Enough about our sketchy accomodations...
Vilnius is another amazing city!
Lithuania was the first Baltic nation to declare independance from USSR in
1990. Vilnius was built in 1323 and has the largest Old Town in all of
Europe. Much like Tallinn and Riga, there are various churches and
cathedrals and squares and fountains and old city walls. Also, the most
random statue in Eastern Europe calls Vilmius home. It's a statue of Frank
Zappa's head! The Lithuanians liked his anti-authority message :)
Let me take a second (just a second, I promise, I know this is getting
long!) and tell you a few things about the Baltic states. First of all,
they speak amazing English here. This was very surprising for me, since it
was not that way in Russia at all. Also, it is very trendy and Western, in
a way that is almost scary. As the world is more and more homogenized,
people's looks become interchangeable and there is a McDonald's on every
corner. But considering most people know little about the Baltics, I find
it very intriguing that they have become so Westernized in such a short
period of time. Even ten years ago this was a very different, post-Soviet
area. This is not to say that there is not poverty. Much like in Russia,
there are people driving Audis and Hummers and BMWs alongside homeless
people and people in 25 year old Lada's. It's really an eye-opening
experience.
But I should get back to the travels, and I'll wind it up here because this
is excessively long and it's almost time for dinner here and it's the last
time I will be online!
From Vilnius, Wendi and I did a day trip to a more typical Lithuanian town
called Kaunus. It's about 1.5 hours away, and we spent a nice day walking
miles in the Old Town and the pedestrian shopping area. It was pretty
uneventful and we were happy to get back to Vilnius and relax at night (with
no Cesar in the room!).
Thursday was another day to explore Vilnius, and in
the late afternoon we put on our backpacks and made the 40 minute uphill
trek to the bus station to come back to Riga. Our bus ride started off
uneventful, and I even managed to sleep for about the first hour (out of 5).

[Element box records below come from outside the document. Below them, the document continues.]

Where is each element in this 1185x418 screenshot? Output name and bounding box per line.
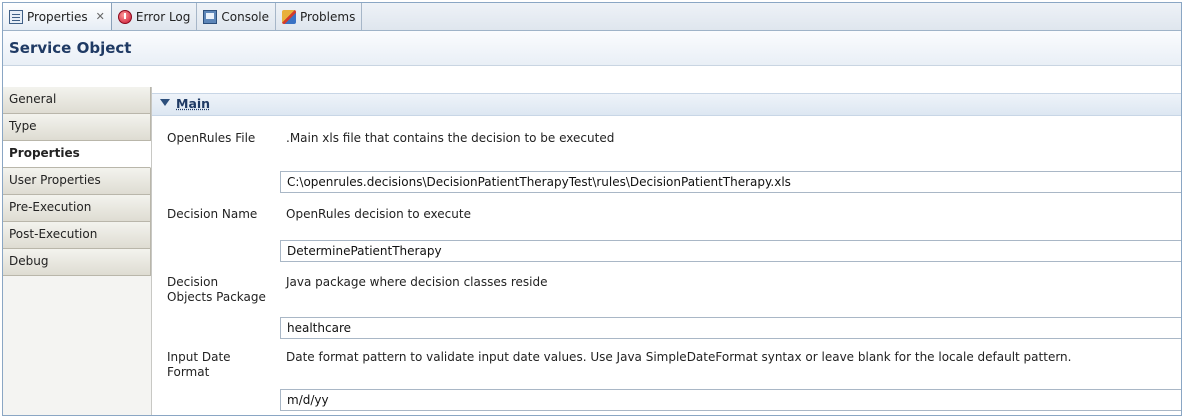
decision-name-input[interactable]: DeterminePatientTherapy <box>280 240 1181 262</box>
nav-tab-post-execution[interactable]: Post-Execution <box>3 222 151 249</box>
problems-icon <box>282 9 297 24</box>
openrules-file-input[interactable]: C:\openrules.decisions\DecisionPatientTh… <box>280 171 1181 193</box>
tab-properties-label: Properties <box>27 9 88 24</box>
properties-icon <box>9 9 23 24</box>
nav-tab-type[interactable]: Type <box>3 114 151 141</box>
openrules-file-label: OpenRules File <box>167 131 256 145</box>
property-tabs: General Type Properties User Properties … <box>3 87 152 415</box>
decision-objects-package-label: Decision Objects Package <box>167 275 266 304</box>
tab-error-log[interactable]: Error Log <box>112 3 198 30</box>
properties-view: Properties ✕ Error Log Console Problems … <box>2 2 1182 416</box>
tab-problems-label: Problems <box>300 9 356 24</box>
nav-tab-pre-execution[interactable]: Pre-Execution <box>3 195 151 222</box>
nav-tab-debug[interactable]: Debug <box>3 249 151 276</box>
input-date-format-input[interactable]: m/d/yy <box>280 389 1181 411</box>
page-title: Service Object <box>9 39 132 57</box>
input-date-format-label: Input Date Format <box>167 350 231 379</box>
section-main-header[interactable]: Main <box>152 93 1181 116</box>
tab-error-log-label: Error Log <box>135 9 191 24</box>
decision-objects-package-input[interactable]: healthcare <box>280 317 1181 339</box>
decision-name-label: Decision Name <box>167 207 258 221</box>
error-log-icon <box>117 9 132 24</box>
view-tab-bar: Properties ✕ Error Log Console Problems <box>3 3 1181 31</box>
tab-problems[interactable]: Problems <box>276 3 363 30</box>
nav-tab-properties[interactable]: Properties <box>3 141 151 168</box>
section-main-title[interactable]: Main <box>176 96 210 111</box>
nav-tab-user-properties[interactable]: User Properties <box>3 168 151 195</box>
input-date-format-description: Date format pattern to validate input da… <box>286 350 1072 364</box>
tab-console[interactable]: Console <box>197 3 277 30</box>
decision-name-description: OpenRules decision to execute <box>286 207 471 221</box>
nav-tab-general[interactable]: General <box>3 87 151 114</box>
main-content: Main OpenRules File .Main xls file that … <box>152 87 1181 415</box>
expand-triangle-icon[interactable] <box>160 99 170 106</box>
tab-properties[interactable]: Properties ✕ <box>3 3 112 30</box>
tab-console-label: Console <box>221 9 270 24</box>
console-icon <box>203 9 218 24</box>
decision-objects-package-description: Java package where decision classes resi… <box>286 275 548 289</box>
page-title-band: Service Object <box>3 31 1181 66</box>
openrules-file-description: .Main xls file that contains the decisio… <box>286 131 615 145</box>
close-icon[interactable]: ✕ <box>96 10 105 23</box>
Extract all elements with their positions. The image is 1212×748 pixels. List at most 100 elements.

Our bus had 3 official stops, and about 10 unofficial ones. It was the
strangest thing, the bus kept pulling over and letting people off in the
middle of nowhere! I could understand if there was even a farmhouse in
sight, but there were just rolling hills...
Just past the border crossing into Latvia, Wendi suddenly freaked out and
grabbed me from across the aisle. She had seen a dead man, spreadeagle and
with his eyes wide open, in a ditch!!! I mean, you couldn't make this stuff
up. Obviously we had no way to convey this to our driver (the one time one
of our bus drivers tried to speak English he told us we had "3 times 10
minutes" and then attempted to leave people at the station when they were
hanging out, thinking they had a half hour) so the dead man may still be
there. Wendi was a bit shaken up and can't stop thinking about it.
At this
time we started talking to two other guys on the bus. One is a Japanese
professional tennis player and the other was his Italian coach, although
they live in Spain. Very international, eh? We ended up going out for dinner and drinks with them
at a German beer garden and we had such a good time! How can you not enjoy
a place where martinis cost less than $3!?!! So we got home at 3 this
morning. Today we slept in and spent the day relaxing in Riga. It couldn't
have been a more perfect day. Cloudless blue sky, sun, around 75 (speaking
of which, I hope the heat wave is over when I get home!) and we needed a day
off with no bus rides and no ten mile walks!!! Tomorrow we're going to the
museum of Latvian Occupation.
So I'm bruised, cut, mosquite bitten and tan (or is it dirt) and ready to
come home! I get in Sunday night and am back to the office on Monday!
I'm glad to have heard from some of you that all is well, and I can't wait
to see you or talk to you next week!
XO Em
Baltic States are awesome. I've spent 3 months in Klapipeda, Lithuania with a scholarship & I had enough time to visit Lithuania and Letonia. Anyway, Riga is my favourite city. It's sooo beautiful.